What can you do to improve forage production and harvest efficiency? This list is not exhaustive, but here are some ideas:
• Stockwater development – usually the biggest limiting factor on grazing is adequate water, the Environmental Quality Incentives Program (EQIP) through the Natural Resources Conservation Service (NRCS) offers cost share to help ranches address this in many cases.
• Season of use – In Wyoming, cool season grasses are responsible for the majority of our forage production, and repeated grazings of these cool season plants during their rapid-growth period will decrease their population. Rotate the timing of grazing in your pastures so no pasture gets grazed during those critical spring months in consecutive years.

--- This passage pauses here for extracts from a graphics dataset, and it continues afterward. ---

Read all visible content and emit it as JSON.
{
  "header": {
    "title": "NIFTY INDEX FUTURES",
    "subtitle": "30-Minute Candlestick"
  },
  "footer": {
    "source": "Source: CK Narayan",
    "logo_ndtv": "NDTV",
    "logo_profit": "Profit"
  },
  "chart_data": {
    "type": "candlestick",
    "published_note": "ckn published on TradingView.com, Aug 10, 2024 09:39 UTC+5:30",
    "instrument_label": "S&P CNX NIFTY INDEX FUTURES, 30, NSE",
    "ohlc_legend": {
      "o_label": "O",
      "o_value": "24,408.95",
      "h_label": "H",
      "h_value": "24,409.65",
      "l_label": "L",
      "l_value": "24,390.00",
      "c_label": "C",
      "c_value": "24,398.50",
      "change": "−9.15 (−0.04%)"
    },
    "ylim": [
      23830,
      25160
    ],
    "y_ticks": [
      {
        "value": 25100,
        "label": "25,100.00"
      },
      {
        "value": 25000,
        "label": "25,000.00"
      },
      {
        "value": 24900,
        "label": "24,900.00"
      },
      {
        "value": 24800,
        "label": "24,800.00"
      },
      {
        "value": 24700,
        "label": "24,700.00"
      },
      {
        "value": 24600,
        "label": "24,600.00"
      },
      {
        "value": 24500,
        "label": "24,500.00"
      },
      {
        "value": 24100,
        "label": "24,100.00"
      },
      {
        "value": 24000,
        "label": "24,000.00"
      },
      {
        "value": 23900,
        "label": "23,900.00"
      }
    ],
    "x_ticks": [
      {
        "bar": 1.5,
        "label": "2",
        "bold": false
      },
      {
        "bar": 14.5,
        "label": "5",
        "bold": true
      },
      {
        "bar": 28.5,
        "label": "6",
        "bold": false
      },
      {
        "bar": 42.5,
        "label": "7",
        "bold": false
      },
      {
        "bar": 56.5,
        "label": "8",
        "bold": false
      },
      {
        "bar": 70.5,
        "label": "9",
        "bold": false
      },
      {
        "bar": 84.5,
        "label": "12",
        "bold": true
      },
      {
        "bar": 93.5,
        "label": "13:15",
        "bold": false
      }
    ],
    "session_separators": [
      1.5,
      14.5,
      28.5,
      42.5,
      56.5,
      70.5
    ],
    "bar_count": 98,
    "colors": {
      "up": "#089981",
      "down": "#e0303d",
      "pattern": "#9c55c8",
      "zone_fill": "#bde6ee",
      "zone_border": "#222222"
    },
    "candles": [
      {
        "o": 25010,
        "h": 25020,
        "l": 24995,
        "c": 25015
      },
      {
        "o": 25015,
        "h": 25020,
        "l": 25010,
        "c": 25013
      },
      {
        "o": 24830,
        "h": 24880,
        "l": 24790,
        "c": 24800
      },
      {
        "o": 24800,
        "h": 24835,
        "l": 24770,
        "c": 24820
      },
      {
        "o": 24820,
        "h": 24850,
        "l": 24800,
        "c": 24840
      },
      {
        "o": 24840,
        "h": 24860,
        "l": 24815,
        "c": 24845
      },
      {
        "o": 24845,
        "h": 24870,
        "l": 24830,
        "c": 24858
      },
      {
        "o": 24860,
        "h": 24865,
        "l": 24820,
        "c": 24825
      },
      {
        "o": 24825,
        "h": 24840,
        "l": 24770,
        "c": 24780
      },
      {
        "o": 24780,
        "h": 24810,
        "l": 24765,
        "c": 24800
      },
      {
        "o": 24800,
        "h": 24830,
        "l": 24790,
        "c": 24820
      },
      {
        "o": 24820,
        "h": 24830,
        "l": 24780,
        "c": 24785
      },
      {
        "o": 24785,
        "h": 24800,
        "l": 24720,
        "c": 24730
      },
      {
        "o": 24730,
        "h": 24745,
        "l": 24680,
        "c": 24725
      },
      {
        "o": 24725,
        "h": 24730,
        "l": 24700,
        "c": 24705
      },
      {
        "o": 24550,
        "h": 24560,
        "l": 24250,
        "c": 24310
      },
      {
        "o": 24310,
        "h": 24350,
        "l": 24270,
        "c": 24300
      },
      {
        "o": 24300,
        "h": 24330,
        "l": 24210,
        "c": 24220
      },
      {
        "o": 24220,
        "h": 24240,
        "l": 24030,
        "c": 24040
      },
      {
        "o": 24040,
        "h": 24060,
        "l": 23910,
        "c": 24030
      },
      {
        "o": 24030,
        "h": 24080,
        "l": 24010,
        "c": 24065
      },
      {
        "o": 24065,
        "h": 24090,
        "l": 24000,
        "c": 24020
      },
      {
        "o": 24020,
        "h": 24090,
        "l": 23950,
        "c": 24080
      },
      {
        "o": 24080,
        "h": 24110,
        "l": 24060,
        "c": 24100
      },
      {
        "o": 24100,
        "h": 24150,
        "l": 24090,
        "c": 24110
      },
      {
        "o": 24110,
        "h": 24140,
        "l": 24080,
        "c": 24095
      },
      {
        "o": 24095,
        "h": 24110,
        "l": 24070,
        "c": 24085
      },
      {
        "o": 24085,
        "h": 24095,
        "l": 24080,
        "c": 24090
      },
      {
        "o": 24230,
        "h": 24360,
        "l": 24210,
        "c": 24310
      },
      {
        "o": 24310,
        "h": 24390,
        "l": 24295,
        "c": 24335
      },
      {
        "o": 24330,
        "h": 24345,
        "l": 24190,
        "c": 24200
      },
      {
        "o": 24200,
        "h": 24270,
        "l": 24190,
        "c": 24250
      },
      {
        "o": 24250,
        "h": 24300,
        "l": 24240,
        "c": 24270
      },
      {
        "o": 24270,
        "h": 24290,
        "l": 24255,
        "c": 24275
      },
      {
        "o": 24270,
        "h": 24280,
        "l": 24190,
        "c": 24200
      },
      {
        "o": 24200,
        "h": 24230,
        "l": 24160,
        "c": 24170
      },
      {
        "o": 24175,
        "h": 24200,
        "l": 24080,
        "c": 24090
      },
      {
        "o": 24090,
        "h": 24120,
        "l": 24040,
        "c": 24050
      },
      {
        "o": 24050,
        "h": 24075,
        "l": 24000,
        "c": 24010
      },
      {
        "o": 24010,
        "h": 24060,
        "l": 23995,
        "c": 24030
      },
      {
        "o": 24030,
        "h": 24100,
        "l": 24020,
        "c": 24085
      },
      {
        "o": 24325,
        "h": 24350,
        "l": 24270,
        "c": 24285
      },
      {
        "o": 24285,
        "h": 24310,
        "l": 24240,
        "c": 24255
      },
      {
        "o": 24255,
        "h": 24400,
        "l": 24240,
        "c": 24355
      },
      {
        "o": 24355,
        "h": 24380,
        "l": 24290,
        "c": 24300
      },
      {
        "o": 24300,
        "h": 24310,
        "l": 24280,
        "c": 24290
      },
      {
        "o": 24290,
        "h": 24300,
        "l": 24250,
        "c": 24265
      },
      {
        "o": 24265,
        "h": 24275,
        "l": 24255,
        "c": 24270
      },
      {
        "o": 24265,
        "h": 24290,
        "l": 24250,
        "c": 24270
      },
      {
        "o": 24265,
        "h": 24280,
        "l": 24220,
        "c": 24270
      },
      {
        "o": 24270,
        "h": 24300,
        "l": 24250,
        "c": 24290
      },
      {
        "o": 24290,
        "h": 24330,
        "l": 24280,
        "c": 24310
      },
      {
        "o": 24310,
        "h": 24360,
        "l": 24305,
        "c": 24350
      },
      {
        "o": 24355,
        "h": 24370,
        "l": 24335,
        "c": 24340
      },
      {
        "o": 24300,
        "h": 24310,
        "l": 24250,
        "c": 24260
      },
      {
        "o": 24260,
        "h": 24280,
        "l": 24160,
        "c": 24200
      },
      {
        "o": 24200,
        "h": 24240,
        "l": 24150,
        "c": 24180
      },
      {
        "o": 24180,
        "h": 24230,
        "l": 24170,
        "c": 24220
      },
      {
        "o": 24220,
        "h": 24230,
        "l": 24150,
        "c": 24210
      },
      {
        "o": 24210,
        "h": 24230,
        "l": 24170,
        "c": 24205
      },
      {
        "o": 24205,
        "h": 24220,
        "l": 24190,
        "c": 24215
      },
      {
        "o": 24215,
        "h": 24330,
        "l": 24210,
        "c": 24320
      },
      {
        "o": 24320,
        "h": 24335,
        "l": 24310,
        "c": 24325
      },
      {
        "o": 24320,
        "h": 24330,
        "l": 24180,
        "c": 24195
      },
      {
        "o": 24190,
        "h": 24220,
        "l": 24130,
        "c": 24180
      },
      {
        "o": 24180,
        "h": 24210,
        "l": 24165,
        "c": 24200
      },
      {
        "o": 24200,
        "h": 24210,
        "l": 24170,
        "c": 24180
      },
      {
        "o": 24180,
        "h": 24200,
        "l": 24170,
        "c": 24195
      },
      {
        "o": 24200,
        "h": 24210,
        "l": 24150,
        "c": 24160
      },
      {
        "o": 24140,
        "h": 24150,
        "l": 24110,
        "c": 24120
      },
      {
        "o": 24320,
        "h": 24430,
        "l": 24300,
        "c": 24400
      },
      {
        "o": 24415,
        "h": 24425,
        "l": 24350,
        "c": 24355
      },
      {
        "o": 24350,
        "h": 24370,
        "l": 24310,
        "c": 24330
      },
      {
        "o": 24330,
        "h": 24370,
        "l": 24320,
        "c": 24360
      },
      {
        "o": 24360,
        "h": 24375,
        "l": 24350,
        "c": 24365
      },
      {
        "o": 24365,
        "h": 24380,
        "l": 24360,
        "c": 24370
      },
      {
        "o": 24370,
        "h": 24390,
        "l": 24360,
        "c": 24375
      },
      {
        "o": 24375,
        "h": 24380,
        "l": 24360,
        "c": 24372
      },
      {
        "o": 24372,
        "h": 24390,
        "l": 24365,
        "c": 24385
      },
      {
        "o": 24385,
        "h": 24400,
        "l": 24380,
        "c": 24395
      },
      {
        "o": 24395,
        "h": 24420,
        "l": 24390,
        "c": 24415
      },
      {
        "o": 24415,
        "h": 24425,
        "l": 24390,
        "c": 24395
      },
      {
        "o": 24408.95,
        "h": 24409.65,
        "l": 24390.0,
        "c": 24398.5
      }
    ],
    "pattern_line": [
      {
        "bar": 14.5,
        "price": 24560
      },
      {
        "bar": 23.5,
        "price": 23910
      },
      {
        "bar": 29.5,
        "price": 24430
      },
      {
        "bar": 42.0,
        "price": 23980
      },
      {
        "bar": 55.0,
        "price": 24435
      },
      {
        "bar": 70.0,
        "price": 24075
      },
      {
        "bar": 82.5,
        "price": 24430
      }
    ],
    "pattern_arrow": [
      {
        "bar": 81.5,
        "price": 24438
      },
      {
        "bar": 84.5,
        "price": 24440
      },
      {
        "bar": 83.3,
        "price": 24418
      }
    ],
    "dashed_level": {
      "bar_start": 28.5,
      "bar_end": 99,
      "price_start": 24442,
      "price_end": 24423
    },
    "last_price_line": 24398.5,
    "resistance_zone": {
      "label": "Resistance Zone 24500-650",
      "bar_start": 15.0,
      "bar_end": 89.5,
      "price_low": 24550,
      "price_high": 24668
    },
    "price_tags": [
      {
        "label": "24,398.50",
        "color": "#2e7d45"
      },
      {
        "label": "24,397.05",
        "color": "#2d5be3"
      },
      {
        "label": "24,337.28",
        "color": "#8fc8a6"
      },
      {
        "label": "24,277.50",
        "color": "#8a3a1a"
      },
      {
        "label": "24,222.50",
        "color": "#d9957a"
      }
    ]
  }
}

• Fencing – You thought it would be number one, didn’t you? There is an economic threshold to how many fences make sense, depending on the productivity of the site. Be able to control grazing, but don’t get too carried away. Consider permanent or temporary electric fence, also. Intensive grazing on productive or irrigated pastures usually does make economic sense.
• Manage for the plants you want – Don’t get carried away with fighting all the bad stuff; know how to identify your desired grasses and manage for these. In most cases, the good will crowd out the bad. But, don’t ignore control of noxious weeds.
• Winter graze – Grasses are much more tolerant of grazing during the dormant season. Winter grazing allows you to come back to pastures and graze forage that was not used during the growing season. It also makes it easier to manage that critical spring season if your grazing is stretched out over a longer period.
This list could be entirely different based upon your individual situation, and by all means it’s not exhaustive. You need to develop your own list of priorities and management strategies.
Your ranch’s forage production is the foundation of your livestock business. Be careful that you don’t get so caught up in the color of the paint on the tool that you forget to manage the factory. I hope moisture finds your ranch this spring.